The social security is an equitable system that the employees want absolutely preserved.
The French health care system resting on the social loads, it did not take in load the persons in precarious position, without job and sometimes without residence. With the emergence of the precariousness, it was set up the universal healthcare coverage. It takes account of the inexistence or weakness of income and allows the free access to the medical cares.
It is certain that even if the French healthcare system is equitable, it knows malfunctions. But it stretches to respect the constitutional texts requiring the care access to all.
The system of American health seems to cost very dear. Can a common cash, like french social security, be a solution?
In French:
De nombreux pays envient le système de santé français. La réforme difficile qui s’engage aux Etats-Unis me rappelle la lutte des ouvriers français pour obtenir un système équitable. Toutefois, la réforme des Etats-Unis est souhaitée par le Président Barack Obama et cette décision semble diviser le peuple américain, même au delà des frontières.
Il nous semble intéressant de rapporter les grands points qui font la force du système français mais également ne pas occulter les problèmes.
Le système de santé français fonctionne sur la base de la solidarité entre les personnes actives. Chaque mois, les salariés voient une partie de leur salaire versée à l’Etat pour financer les retraites et la sécurité sociale outre les taxes étatiques usuelles.
La sécurité sociale est le point fort du système de santé français. Les salariés affiliés informent la sécurité sociale de l’ensemble de leurs problèmes de santé (maladies bénignes, graves, invalidité, accident du travail). La sécurité sociale est une caisse qui va reverser l’argent des cotisations de salaire à l’ensemble de ses salariés affiliés en fonction de la maladie qu’ils rencontrent.
Les soins ouvrant droit à remboursement:
consultations médicales chez un médecin généraliste ou spécialiste
hospitalisation
consultations et soins dentaires
achat de médicaments
Dans l’ensemble de ces pratiques médicales, les soins sont remboursés pour une partie. Si le salarié souhaite être remboursé en totalité, il lui faut être affilié à une mutuelle santé qui versera la somme restante à hauteur des plafonds imposés.
Outre les soins, la sécurité sociale verse une indemnité journalière aux salariés en congés maladies, en arrêt de travail et aux femmes en congé maternité.
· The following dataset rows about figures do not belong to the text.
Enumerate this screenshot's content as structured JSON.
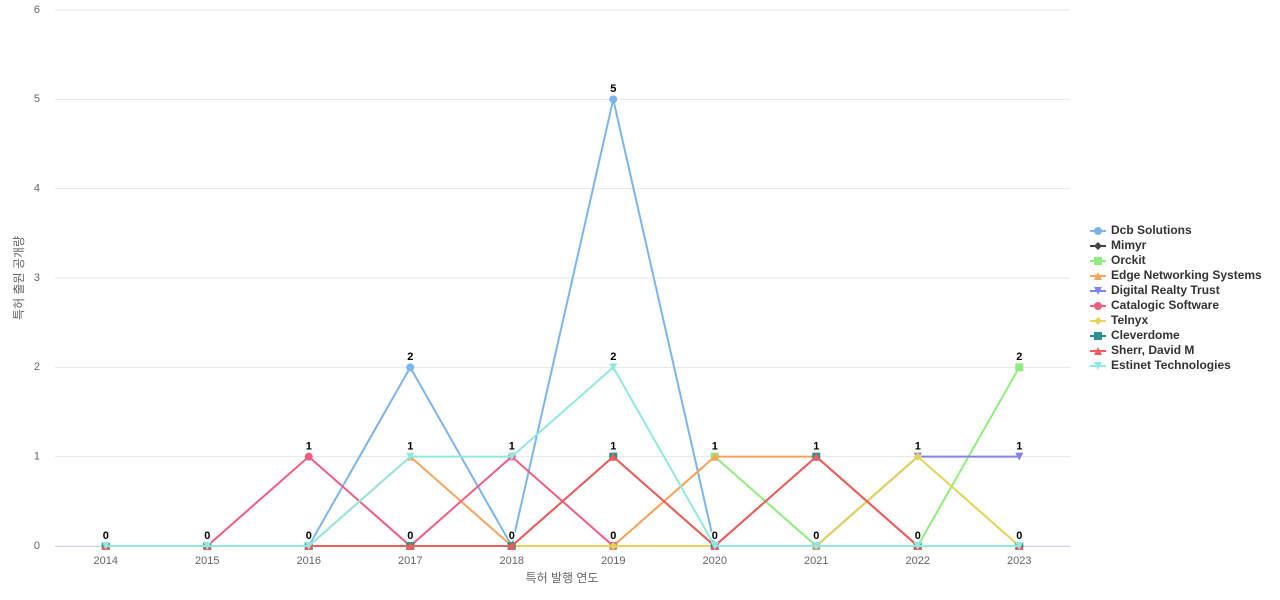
{
  "chart_data": {
    "type": "line",
    "x_label": "특허 발행 연도",
    "y_label": "특허 출원 공개량",
    "categories": [
      "2014",
      "2015",
      "2016",
      "2017",
      "2018",
      "2019",
      "2020",
      "2021",
      "2022",
      "2023"
    ],
    "ylim": [
      0,
      6
    ],
    "yticks": [
      0,
      1,
      2,
      3,
      4,
      5,
      6
    ],
    "grid": true,
    "legend": "right",
    "series": [
      {
        "name": "Dcb Solutions",
        "color": "#7cb5ec",
        "marker": "circle",
        "values": [
          0,
          0,
          0,
          2,
          0,
          5,
          0,
          0,
          0,
          0
        ]
      },
      {
        "name": "Mimyr",
        "color": "#434348",
        "marker": "diamond",
        "values": [
          0,
          0,
          0,
          0,
          0,
          0,
          0,
          0,
          0,
          0
        ]
      },
      {
        "name": "Orckit",
        "color": "#90ed7d",
        "marker": "square",
        "values": [
          0,
          0,
          0,
          0,
          0,
          0,
          1,
          0,
          0,
          2
        ]
      },
      {
        "name": "Edge Networking Systems",
        "color": "#f7a35c",
        "marker": "triangle",
        "values": [
          0,
          0,
          0,
          1,
          0,
          0,
          1,
          1,
          0,
          0
        ]
      },
      {
        "name": "Digital Realty Trust",
        "color": "#8085e9",
        "marker": "triangle-down",
        "values": [
          0,
          0,
          0,
          0,
          0,
          0,
          0,
          0,
          1,
          1
        ]
      },
      {
        "name": "Catalogic Software",
        "color": "#f15c80",
        "marker": "circle",
        "values": [
          0,
          0,
          1,
          0,
          1,
          0,
          0,
          0,
          0,
          0
        ]
      },
      {
        "name": "Telnyx",
        "color": "#e4d354",
        "marker": "diamond",
        "values": [
          0,
          0,
          0,
          0,
          0,
          0,
          0,
          0,
          1,
          0
        ]
      },
      {
        "name": "Cleverdome",
        "color": "#2b908f",
        "marker": "square",
        "values": [
          0,
          0,
          0,
          0,
          0,
          1,
          0,
          1,
          0,
          0
        ]
      },
      {
        "name": "Sherr, David M",
        "color": "#f45b5b",
        "marker": "triangle",
        "values": [
          0,
          0,
          0,
          0,
          0,
          1,
          0,
          1,
          0,
          0
        ]
      },
      {
        "name": "Estinet Technologies",
        "color": "#91e8e1",
        "marker": "triangle-down",
        "values": [
          0,
          0,
          0,
          1,
          1,
          2,
          0,
          0,
          0,
          0
        ]
      }
    ]
  }
}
L’affiliation à une mutuelle santé n’est pas obligatoire. En revanche, être affilié à la sécurité sociale est obligatoire. Certains emplois ont leur caisse spéciale mais elle fonctionne comme la sécurité sociale.
La sécurité sociale offre une couverture santé à l’ensemble des salariés et retraités.
Fonctionnant grâce aux salaires des personnes actives, la sécurité sociale est aujourd’hui en déficit. Plus le chômage en France est important, plus la sécurité sociale et le système de santé français peut être mis en difficulté et se retrouver dans une situation précaire.
La sécurité sociale est un système équitable que les salariés veulent absolument conservés.
Le système de santé français reposant sur les charges sociales, il ne prenait pas en charge les personnes en situation précaire, sans emploi et parfois même sans domicile. Avec l’émergence de la précarité, il a été mis en place la couverture maladie universelle. Elle tient compte de l’inexistence ou de la faiblesse des revenus et permet aux bénéficiaires d’accéder à l’ensemble des soins gratuitement.
Il est certain que même si le système de santé français est équitable, il connaît des dysfonctionnements.
Mais il tend à respecter les textes constitutionnels exigeant l’accès des soins à tous.
Le système de santé américain semble coûter très cher. Une caisse commune comme la caisse de sécurité sociale lui permettrait-elle de faire des économies?